Scheduling techniques for GPU architectures with processing-in-memory capabilities

Abstract

Processing data in or near memory (PIM), as opposed to in conventional computational units in a processor, can greatly alleviate the performance and energy penalties of data transfers from/to main memory. Graphics Processing Unit (GPU) architectures and applications, where main memory bandwidth is a critical bottleneck, can benefit from the use of PIM. To this end, an application should be properly partitioned and scheduled to execute on either the main, powerful GPU cores that are far away from memory or the auxiliary, simple GPU cores that are close to memory (e.g., in the logic layer of 3D-stacked DRAM).
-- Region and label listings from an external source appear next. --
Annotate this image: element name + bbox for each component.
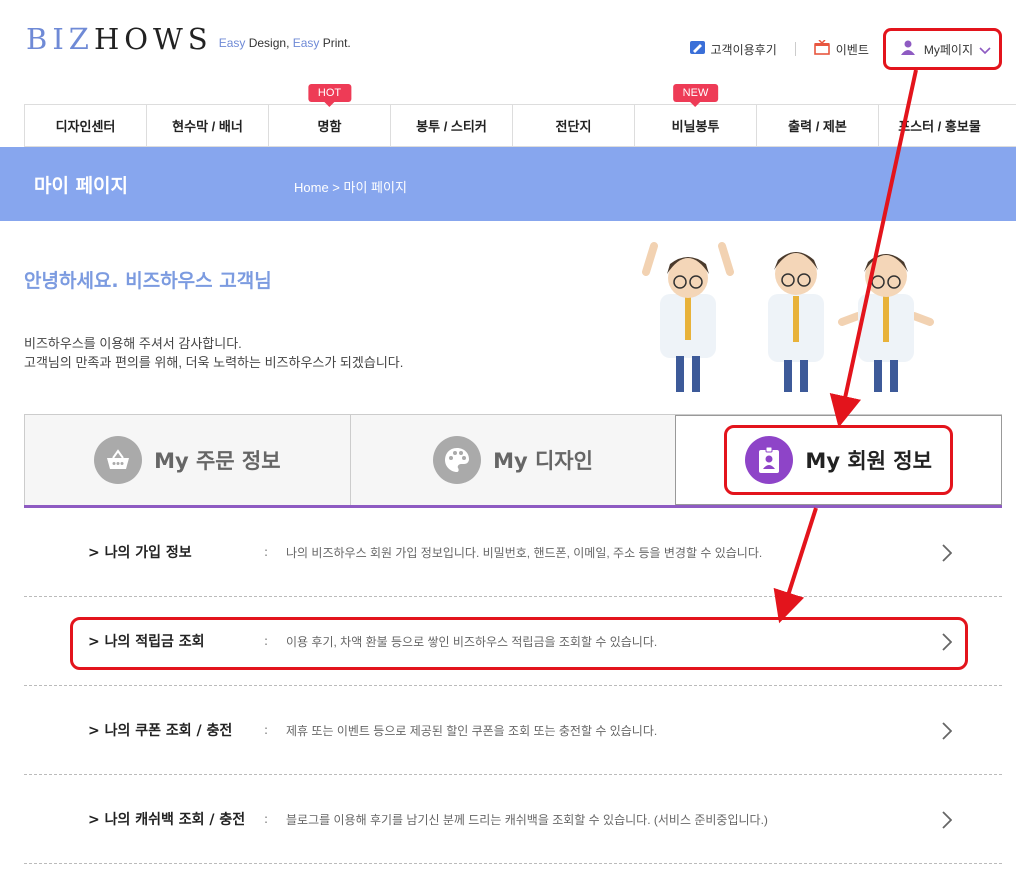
list-item-desc: 제휴 또는 이벤트 등으로 제공된 할인 쿠폰을 조회 또는 충전할 수 있습니… xyxy=(286,723,658,738)
list-colon: : xyxy=(264,545,269,559)
logo-wordmark: BIZHOWS xyxy=(26,22,213,56)
divider xyxy=(794,42,796,56)
mascot-2 xyxy=(768,252,824,392)
review-link[interactable]: 고객이용후기 xyxy=(689,40,777,58)
mypage-tabs: My 주문 정보 My 디자인 My 회원 정보 xyxy=(24,414,1003,506)
review-label: 고객이용후기 xyxy=(710,42,777,57)
member-badge-icon xyxy=(745,436,794,484)
list-item-desc: 블로그를 이용해 후기를 남기신 분께 드리는 캐쉬백을 조회할 수 있습니다.… xyxy=(286,812,768,827)
tab-my-design[interactable]: My 디자인 xyxy=(349,415,676,505)
list-item-title: > 나의 캐쉬백 조회 / 충전 xyxy=(88,812,246,828)
tab-label: My 주문 정보 xyxy=(154,449,281,473)
nav-label: 비닐봉투 xyxy=(671,119,720,134)
event-label: 이벤트 xyxy=(835,42,869,57)
review-icon xyxy=(689,40,705,58)
chevron-down-icon xyxy=(979,40,991,59)
header: BIZHOWS Easy Design, Easy Print. 고객이용후기 … xyxy=(0,0,1016,104)
user-icon xyxy=(900,39,916,59)
nav-label: 디자인센터 xyxy=(55,119,116,134)
nav-item-business-card[interactable]: HOT 명함 xyxy=(268,84,390,146)
mascot-3 xyxy=(838,254,934,392)
event-link[interactable]: 이벤트 xyxy=(813,39,869,58)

This paper investigates two key code scheduling issues in such a GPU architecture that has PIM capabilities, to maximize performance and energy-efficiency: (1) how to automatically identify the code segments, or kernels, to be offloaded to the cores in memory, and (2) how to concurrently schedule multiple kernels on the main GPU cores and the auxiliary GPU cores in memory. We develop two new runtime techniques: (1) a regression-based affinity prediction model and mechanism that accurately identifies which kernels would benefit from PIM and offloads them to GPU cores in memory, and (2) a concurrent kernel management mechanism that uses the affinity prediction model, a new kernel execution time prediction model, and kernel dependency information to decide which kernels to schedule concurrently on main GPU cores and the GPU cores in memory. Our experimental evaluations across 25 GPU applications demonstrate that these two techniques can significantly improve both application performance (by 25% and 42%, respectively, on average) and energy efficiency (by 28% and 27%).